Si bien la mañana era espléndida, aún no se veían excursionistas. El sol estaba bajo hacia el este, y la sombra de Phoebe se proyectaba hacia su izquierda, como si deseara alcanzar a un horizonte cobalto, cargado de nubes tan blancas que habrían podido pasar por enormes cisnes dormidos. Soplaba poco viento, apenas una brisa que hacía aletear el impermeable de Phoebe y apartaba el pelaje de los ojos de Benbow. Phoebe no percibió ningún olor en la brisa. El único ruido procedía de unos desagradables cuervos, agazapados en algún rincón del páramo, y de un rebaño de ovejas que balaban a lo lejos.

Benbow olfateaba cada centímetro del sendero, así como los montículos de brezo que lo flanqueaban. Era un paseante colaborador, tal como Phoebe había descubierto durante los tres paseos diarios que el perro y ella habían compartido desde que Stephen quedó confinado en su lecho sin remisión. Como no tenía que tirar de él, arrastrarle o animarle de alguna forma, su paseo por el páramo le concedió tiempo para rezar.

No rezó por Stephen Fairbrook. Sabía que Stephen estaba en paz ahora, más allá de la necesidad de una intervención (divina o humana) en el proceso de lo inevitable. Rezó para alcanzar una mayor comprensión. Quería saber por qué se había instalado una plaga entre ellos, un azote que castigaba a los mejores, los más brillantes y, con frecuencia, a los que más tenían que ofrecer. Quería saber a qué conclusiones debían conducirla las muertes de hombres jóvenes culpables de nada, las muertes de niños cuyo crimen era haber nacido de madres infectadas, así como las muertes de esas infortunadas madres.

Cuando Benbow aceleró el paso, ella se plegó a sus deseos de buen grado. De esta forma, se adentraron en el corazón del páramo. Extraviarse no preocupaba a Phoebe. Sabía que habían iniciado su paseo al sudeste de un afloramiento de piedra arenisca llamado el Trono de Agrícola. Comprendía los restos de un gran fuerte romano, un puesto de vigilancia barrido por el viento que recordaba a una gigantesca silla y señalaba el límite del páramo. Cualquiera que divisara el Trono de Agrícola durante una excursión no podía perderse.

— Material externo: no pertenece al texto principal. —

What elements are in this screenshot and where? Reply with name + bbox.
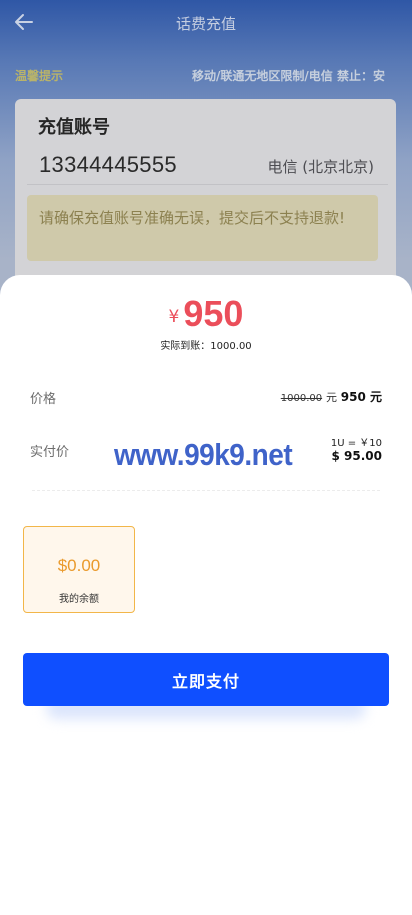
- divider: [27, 184, 388, 185]
- top-bar: 话费充值: [0, 0, 412, 46]
- account-number-field[interactable]: 13344445555: [39, 152, 177, 178]
- payment-sheet: ¥950 实际到账：1000.00 价格 1000.00 元 950 元 实付价…: [0, 275, 412, 915]
- balance-label: 我的余额: [59, 594, 99, 605]
- carrier-label: 电信 (北京北京): [267, 158, 374, 176]
- price-value: 1000.00 元 950 元: [281, 388, 382, 405]
- notice-marquee: 移动/联通无地区限制/电信 禁止：安: [192, 69, 385, 83]
- balance-option[interactable]: $0.00 我的余额: [23, 526, 135, 613]
- price-display: ¥950: [0, 293, 412, 335]
- pay-now-button[interactable]: 立即支付: [23, 653, 389, 706]
- currency-symbol: ¥: [168, 307, 180, 327]
- paid-label: 实付价: [30, 445, 70, 460]
- original-price: 1000.00: [280, 393, 323, 404]
- account-label: 充值账号: [38, 117, 110, 138]
- usd-amount: $ 95.00: [331, 449, 382, 463]
- balance-amount: $0.00: [57, 556, 101, 575]
- account-card: 充值账号 13344445555 电信 (北京北京) 请确保充值账号准确无误，提…: [15, 99, 396, 299]
- price-amount: 950: [183, 293, 244, 334]
- notice-label: 温馨提示: [15, 69, 64, 83]
- price-label: 价格: [30, 392, 57, 407]
- watermark: www.99k9.net: [114, 437, 293, 472]
- current-price: 950 元: [340, 390, 382, 404]
- page-title: 话费充值: [175, 15, 236, 33]
- exchange-rate: 1U = ￥10: [330, 438, 382, 449]
- divider: [32, 490, 380, 491]
- price-unit: 元: [325, 391, 337, 404]
- received-amount: 实际到账：1000.00: [160, 341, 252, 352]
- warning-box: 请确保充值账号准确无误，提交后不支持退款!: [27, 195, 378, 261]
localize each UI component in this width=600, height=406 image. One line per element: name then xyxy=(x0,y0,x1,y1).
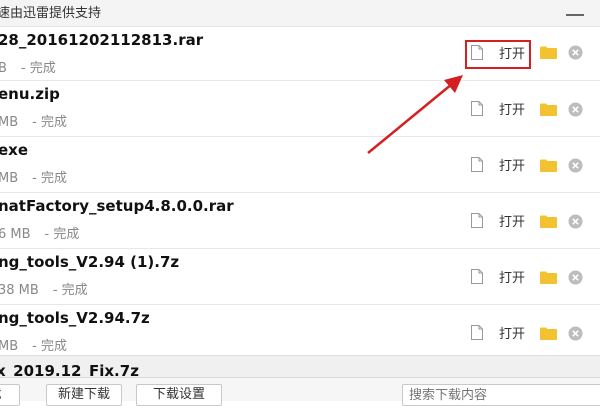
close-icon[interactable] xyxy=(568,326,583,341)
folder-icon[interactable] xyxy=(540,327,557,340)
status-text: - 完成 xyxy=(44,227,80,242)
title-bar: 速由迅雷提供支持 xyxy=(0,0,600,27)
file-size: MB xyxy=(0,171,19,186)
download-item[interactable]: 28_20161202112813.rar B - 完成 打开 xyxy=(0,27,600,81)
file-meta: MB - 完成 xyxy=(0,111,67,130)
status-text: - 完成 xyxy=(52,283,88,298)
download-item[interactable]: enu.zip MB - 完成 打开 xyxy=(0,81,600,137)
file-icon[interactable] xyxy=(471,325,483,340)
file-icon[interactable] xyxy=(471,269,483,284)
open-button[interactable]: 打开 xyxy=(499,99,525,118)
file-size: B xyxy=(0,61,7,76)
close-icon[interactable] xyxy=(568,45,583,60)
open-button[interactable]: 打开 xyxy=(499,211,525,230)
file-name: natFactory_setup4.8.0.0.rar xyxy=(0,197,234,215)
download-button[interactable]: 载 xyxy=(0,384,20,406)
folder-icon[interactable] xyxy=(540,103,557,116)
open-button[interactable]: 打开 xyxy=(499,155,525,174)
minimize-icon[interactable] xyxy=(566,14,584,16)
download-item[interactable]: ng_tools_V2.94.7z MB - 完成 打开 xyxy=(0,305,600,355)
download-list: 28_20161202112813.rar B - 完成 打开 enu.zip M… xyxy=(0,27,600,355)
download-item[interactable]: x_2019.12_Fix.7z xyxy=(0,355,600,380)
file-size: 38 MB xyxy=(0,283,39,298)
folder-icon[interactable] xyxy=(540,46,557,59)
folder-icon[interactable] xyxy=(540,215,557,228)
download-item[interactable]: natFactory_setup4.8.0.0.rar 6 MB - 完成 打开 xyxy=(0,193,600,249)
file-icon[interactable] xyxy=(471,213,483,228)
close-icon[interactable] xyxy=(568,158,583,173)
file-size: 6 MB xyxy=(0,227,31,242)
search-input[interactable] xyxy=(402,384,600,406)
file-name: ng_tools_V2.94.7z xyxy=(0,309,150,327)
status-text: - 完成 xyxy=(20,61,56,76)
close-icon[interactable] xyxy=(568,214,583,229)
file-meta: 38 MB - 完成 xyxy=(0,279,88,298)
folder-icon[interactable] xyxy=(540,271,557,284)
file-meta: MB - 完成 xyxy=(0,335,67,354)
file-name: enu.zip xyxy=(0,85,60,103)
file-name: ng_tools_V2.94 (1).7z xyxy=(0,253,180,271)
close-icon[interactable] xyxy=(568,102,583,117)
open-button[interactable]: 打开 xyxy=(499,43,525,62)
open-button[interactable]: 打开 xyxy=(499,323,525,342)
folder-icon[interactable] xyxy=(540,159,557,172)
window-title: 速由迅雷提供支持 xyxy=(0,6,102,21)
download-item[interactable]: ng_tools_V2.94 (1).7z 38 MB - 完成 打开 xyxy=(0,249,600,305)
file-size: MB xyxy=(0,339,19,354)
status-text: - 完成 xyxy=(32,171,67,186)
download-item[interactable]: exe MB - 完成 打开 xyxy=(0,137,600,193)
file-meta: B - 完成 xyxy=(0,57,56,76)
file-name: exe xyxy=(0,141,29,159)
file-name: 28_20161202112813.rar xyxy=(0,31,204,49)
download-settings-button[interactable]: 下载设置 xyxy=(136,384,222,406)
file-meta: MB - 完成 xyxy=(0,167,67,186)
status-text: - 完成 xyxy=(32,115,67,130)
open-button[interactable]: 打开 xyxy=(499,267,525,286)
file-meta: 6 MB - 完成 xyxy=(0,223,79,242)
close-icon[interactable] xyxy=(568,270,583,285)
file-icon[interactable] xyxy=(471,45,483,60)
bottom-toolbar: 载 新建下载 下载设置 xyxy=(0,377,600,406)
file-icon[interactable] xyxy=(471,157,483,172)
file-size: MB xyxy=(0,115,19,130)
new-download-button[interactable]: 新建下载 xyxy=(46,384,122,406)
file-icon[interactable] xyxy=(471,101,483,116)
status-text: - 完成 xyxy=(32,339,67,354)
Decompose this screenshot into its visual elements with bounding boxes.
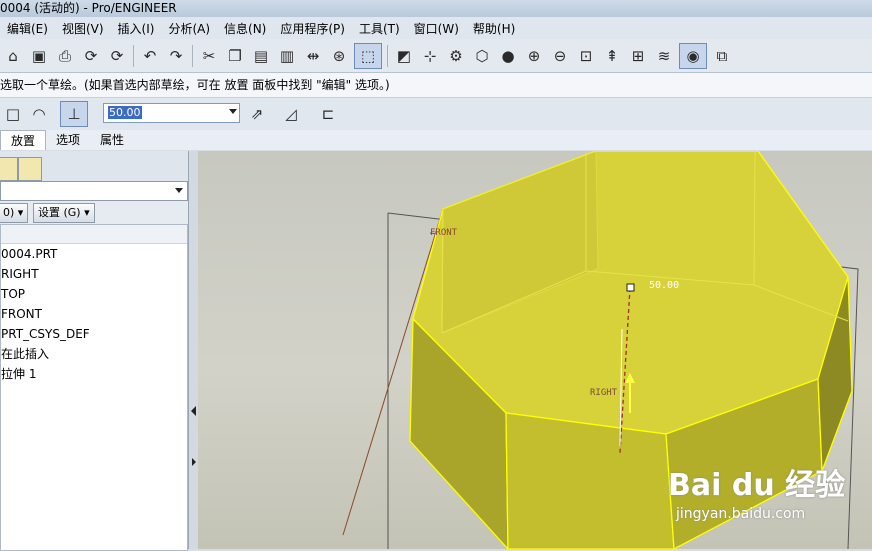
tree-item[interactable]: 在此插入 <box>1 344 187 364</box>
chevron-down-icon[interactable] <box>175 188 183 193</box>
message-bar: 选取一个草绘。(如果首选内部草绘，可在 放置 面板中找到 "编辑" 选项。) <box>0 73 872 98</box>
favorites-icon[interactable] <box>18 157 42 181</box>
thicken-icon[interactable]: ⊏ <box>317 103 339 125</box>
flip-direction-icon[interactable]: ⇗ <box>246 103 268 125</box>
model-tree: 0004.PRT RIGHT TOP FRONT PRT_CSYS_DEF 在此… <box>0 224 188 551</box>
panel-splitter[interactable] <box>189 151 198 549</box>
surface-icon[interactable]: ◠ <box>28 103 50 125</box>
mirror-icon[interactable]: ⇹ <box>302 45 324 67</box>
tree-item[interactable]: FRONT <box>1 304 187 324</box>
title-bar: 0004 (活动的) - Pro/ENGINEER <box>0 0 872 17</box>
solid-icon[interactable]: □ <box>2 103 24 125</box>
repaint-icon[interactable]: ⬡ <box>471 45 493 67</box>
extrude-dashboard: □ ◠ ⊥ 50.00 ⇗ ◿ ⊏ <box>0 98 872 130</box>
folder-icon[interactable] <box>0 157 18 181</box>
tab-options[interactable]: 选项 <box>46 130 90 150</box>
show-button[interactable]: 0) ▾ <box>0 203 29 223</box>
front-label: FRONT <box>430 228 458 238</box>
window-close-icon[interactable]: ⧉ <box>711 45 733 67</box>
tree-item[interactable]: 拉伸 1 <box>1 364 187 384</box>
cut-icon[interactable]: ✂ <box>198 45 220 67</box>
menu-insert[interactable]: 插入(I) <box>111 20 162 37</box>
prism-side-face <box>505 412 675 549</box>
toolbar-separator <box>133 44 134 67</box>
redo-icon[interactable]: ↷ <box>165 45 187 67</box>
menu-applications[interactable]: 应用程序(P) <box>273 20 352 37</box>
sketch-icon[interactable]: ◩ <box>393 45 415 67</box>
dashboard-tabs: 放置 选项 属性 <box>0 130 872 150</box>
dimension-value-label[interactable]: 50.00 <box>649 280 679 291</box>
menu-edit[interactable]: 编辑(E) <box>0 20 55 37</box>
settings-button-label: 设置 (G) <box>38 206 81 219</box>
menu-info[interactable]: 信息(N) <box>217 20 273 37</box>
tree-header <box>1 225 187 244</box>
toolbar-separator <box>192 44 193 67</box>
tab-properties[interactable]: 属性 <box>90 130 134 150</box>
axis-icon[interactable]: ⚙ <box>445 45 467 67</box>
baidu-url: jingyan.baidu.com <box>676 506 806 522</box>
copy-icon[interactable]: ❐ <box>224 45 246 67</box>
zoom-fit-icon[interactable]: ⊡ <box>575 45 597 67</box>
orient-icon[interactable]: ⇞ <box>601 45 623 67</box>
main-toolbar: ⌂ ▣ ⎙ ⟳ ⟳ ↶ ↷ ✂ ❐ ▤ ▥ ⇹ ⊛ ⬚ ◩ ⊹ ⚙ ⬡ ● ⊕ … <box>0 39 872 73</box>
print-icon[interactable]: ⎙ <box>54 45 76 67</box>
paste-special-icon[interactable]: ▥ <box>276 45 298 67</box>
remove-material-icon[interactable]: ◿ <box>280 103 302 125</box>
binoculars-icon[interactable]: ⊛ <box>328 45 350 67</box>
navigator-panel: 0) ▾ 设置 (G) ▾ 0004.PRT RIGHT TOP FRONT P… <box>0 151 189 551</box>
baidu-watermark: Bai du 经验 jingyan.baidu.com <box>668 460 868 532</box>
open-icon[interactable]: ⌂ <box>2 45 24 67</box>
regenerate-icon[interactable]: ⟳ <box>80 45 102 67</box>
show-button-label: 0) <box>3 206 15 219</box>
collapse-icon[interactable] <box>191 406 196 416</box>
right-label: RIGHT <box>590 388 618 398</box>
menu-tools[interactable]: 工具(T) <box>352 20 407 37</box>
tree-item[interactable]: TOP <box>1 284 187 304</box>
datum-points-icon[interactable]: ⊹ <box>419 45 441 67</box>
tree-item[interactable]: 0004.PRT <box>1 244 187 264</box>
paste-icon[interactable]: ▤ <box>250 45 272 67</box>
zoom-out-icon[interactable]: ⊖ <box>549 45 571 67</box>
undo-icon[interactable]: ↶ <box>139 45 161 67</box>
chevron-down-icon[interactable] <box>229 109 237 114</box>
depth-value: 50.00 <box>108 106 142 119</box>
tab-placement[interactable]: 放置 <box>0 130 47 150</box>
blind-depth-icon[interactable]: ⊥ <box>60 101 88 127</box>
tree-selector[interactable] <box>0 181 188 201</box>
named-views-icon[interactable]: ⊞ <box>627 45 649 67</box>
menu-bar: 编辑(E) 视图(V) 插入(I) 分析(A) 信息(N) 应用程序(P) 工具… <box>0 17 872 39</box>
zoom-in-icon[interactable]: ⊕ <box>523 45 545 67</box>
tree-item[interactable]: RIGHT <box>1 264 187 284</box>
menu-analysis[interactable]: 分析(A) <box>161 20 217 37</box>
menu-view[interactable]: 视图(V) <box>55 20 111 37</box>
expand-icon[interactable] <box>192 458 196 466</box>
settings-button[interactable]: 设置 (G) ▾ <box>33 203 95 223</box>
toolbar-separator <box>387 44 388 67</box>
tree-item[interactable]: PRT_CSYS_DEF <box>1 324 187 344</box>
regenerate-2-icon[interactable]: ⟳ <box>106 45 128 67</box>
baidu-logo: Bai du 经验 <box>668 468 846 503</box>
depth-field[interactable]: 50.00 <box>103 103 240 123</box>
navigator-tabs <box>0 151 188 181</box>
display-style-icon[interactable]: ◉ <box>679 42 707 69</box>
menu-help[interactable]: 帮助(H) <box>466 20 522 37</box>
window-title: 0004 (活动的) - Pro/ENGINEER <box>0 1 177 15</box>
message-text: 选取一个草绘。(如果首选内部草绘，可在 放置 面板中找到 "编辑" 选项。) <box>0 78 390 92</box>
shading-icon[interactable]: ● <box>497 45 519 67</box>
menu-window[interactable]: 窗口(W) <box>407 20 466 37</box>
select-box-icon[interactable]: ⬚ <box>354 42 382 69</box>
depth-drag-handle[interactable] <box>626 283 635 292</box>
layers-icon[interactable]: ≋ <box>653 45 675 67</box>
save-icon[interactable]: ▣ <box>28 45 50 67</box>
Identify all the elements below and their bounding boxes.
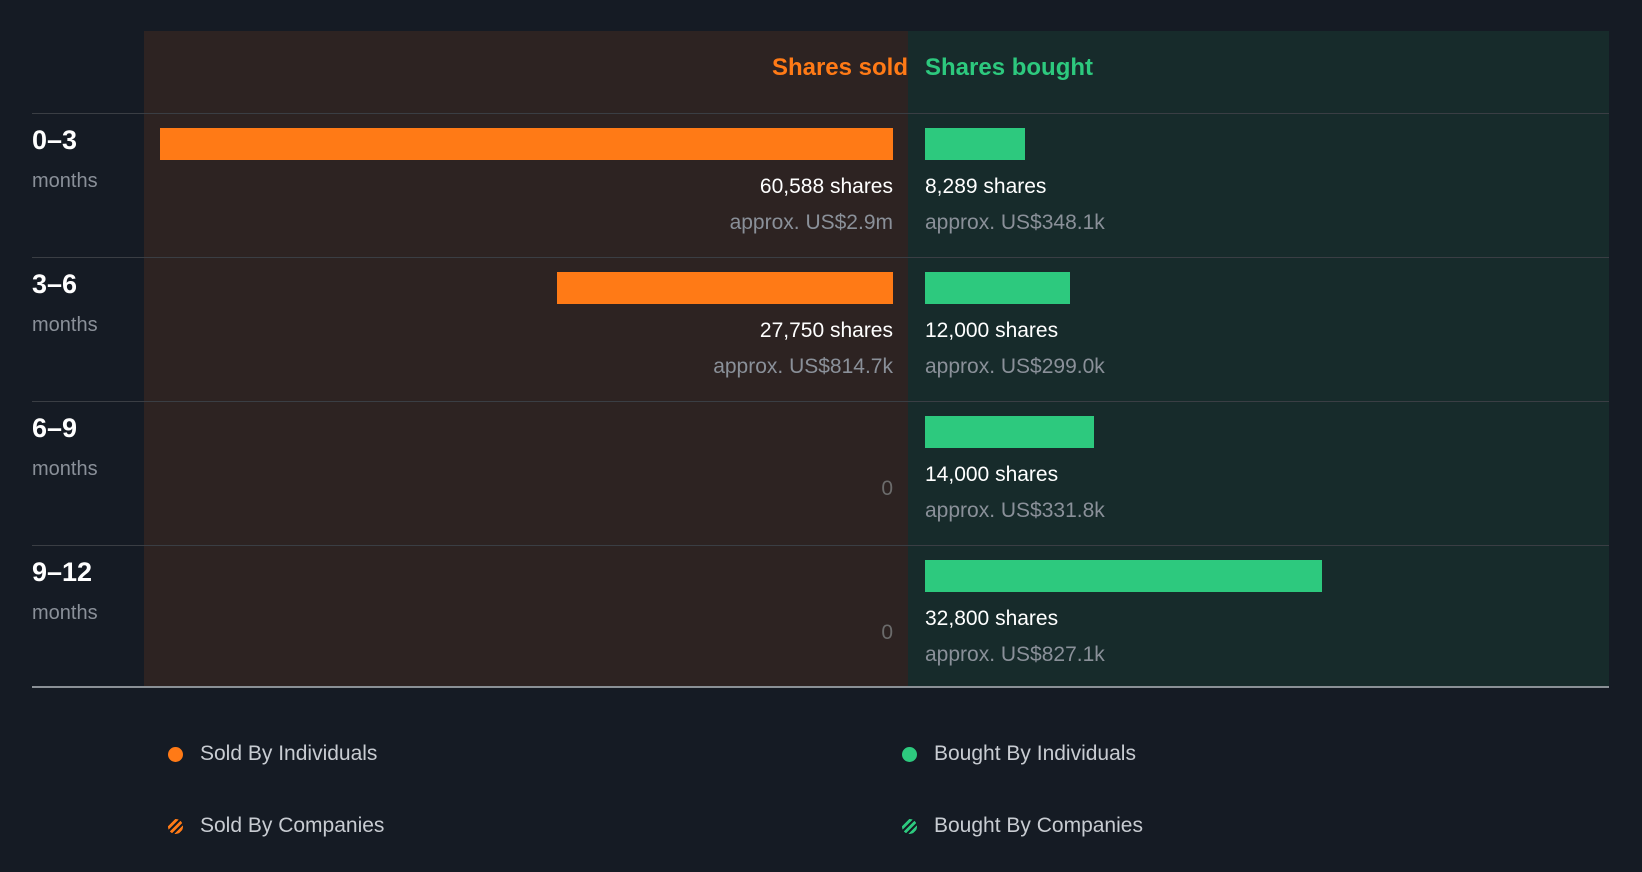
period-label: 9–12 [32,557,93,587]
orange-dot-icon [168,746,183,762]
legend-label: Bought By Individuals [934,742,1136,765]
sold-bar[interactable] [557,272,893,304]
sold-zero-value: 0 [881,477,893,500]
bought-shares-value: 12,000 shares [925,319,1059,342]
months-label: months [32,170,98,192]
sold-shares-value: 27,750 shares [759,319,893,342]
sold-zero-value: 0 [881,621,893,644]
bought-bar[interactable] [925,272,1071,304]
legend-sold-individuals[interactable]: Sold By Individuals [168,742,377,766]
months-label: months [32,602,98,624]
legend-bought-companies[interactable]: Bought By Companies [902,814,1143,838]
legend-sold-companies[interactable]: Sold By Companies [168,814,384,838]
legend-label: Sold By Companies [200,814,385,837]
row-divider [32,113,1609,114]
sold-bar[interactable] [160,128,893,160]
period-label: 3–6 [32,269,78,299]
shares-sold-header: Shares sold [771,54,908,81]
period-label: 6–9 [32,413,78,443]
bought-approx-value: approx. US$827.1k [925,643,1105,666]
orange-striped-dot-icon [168,818,183,834]
bought-approx-value: approx. US$331.8k [925,499,1105,522]
bought-approx-value: approx. US$299.0k [925,355,1105,378]
green-striped-dot-icon [902,818,917,834]
green-dot-icon [902,746,917,762]
bought-bar[interactable] [925,128,1026,160]
row-divider [32,545,1609,546]
period-label: 0–3 [32,125,78,155]
sold-approx-value: approx. US$2.9m [729,211,893,234]
months-label: months [32,458,98,480]
baseline [32,686,1609,688]
bought-bar[interactable] [925,560,1322,592]
sold-approx-value: approx. US$814.7k [713,355,893,378]
legend-label: Bought By Companies [934,814,1143,837]
legend-bought-individuals[interactable]: Bought By Individuals [902,742,1136,766]
row-divider [32,257,1609,258]
bought-approx-value: approx. US$348.1k [925,211,1105,234]
bought-shares-value: 14,000 shares [925,463,1059,486]
bought-shares-value: 32,800 shares [925,607,1059,630]
bought-shares-value: 8,289 shares [925,175,1047,198]
bought-bar[interactable] [925,416,1095,448]
legend-label: Sold By Individuals [200,742,378,765]
shares-bought-header: Shares bought [925,54,1094,81]
row-divider [32,401,1609,402]
months-label: months [32,314,98,336]
sold-shares-value: 60,588 shares [759,175,893,198]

Llevaban paseando una hora cuando Benbow enderezó las orejas y se detuvo de repente. Su cuerpo se alargó, con las patas traseras extendidas. Su cola se inmovilizó. Un leve gañido escapó de su garganta.

Phoebe examinó lo que se extendía ante ellos: un bosquecillo de abedules, donde había pensado dejar corretear a Benbow.

– ¡Válgame Dios! -murmuró-. Qué listo eres. -Se había quedado muy sorprendida, e igualmente conmovida, por la facilidad del perro para leer sus intenciones. Le había prometido en silencio libertad cuando llegaran al bosquecillo. Y aquí estaba el bosquecillo. El perro conocía sus intenciones y estaba ansioso por librarse de la correa-. No te culpo -dijo mientras se arrodillaba para desenganchar la correa del collar. Enrolló la correa de cuero trenzado alrededor de su mano y se incorporó mientras el perro salía disparado hacia los árboles.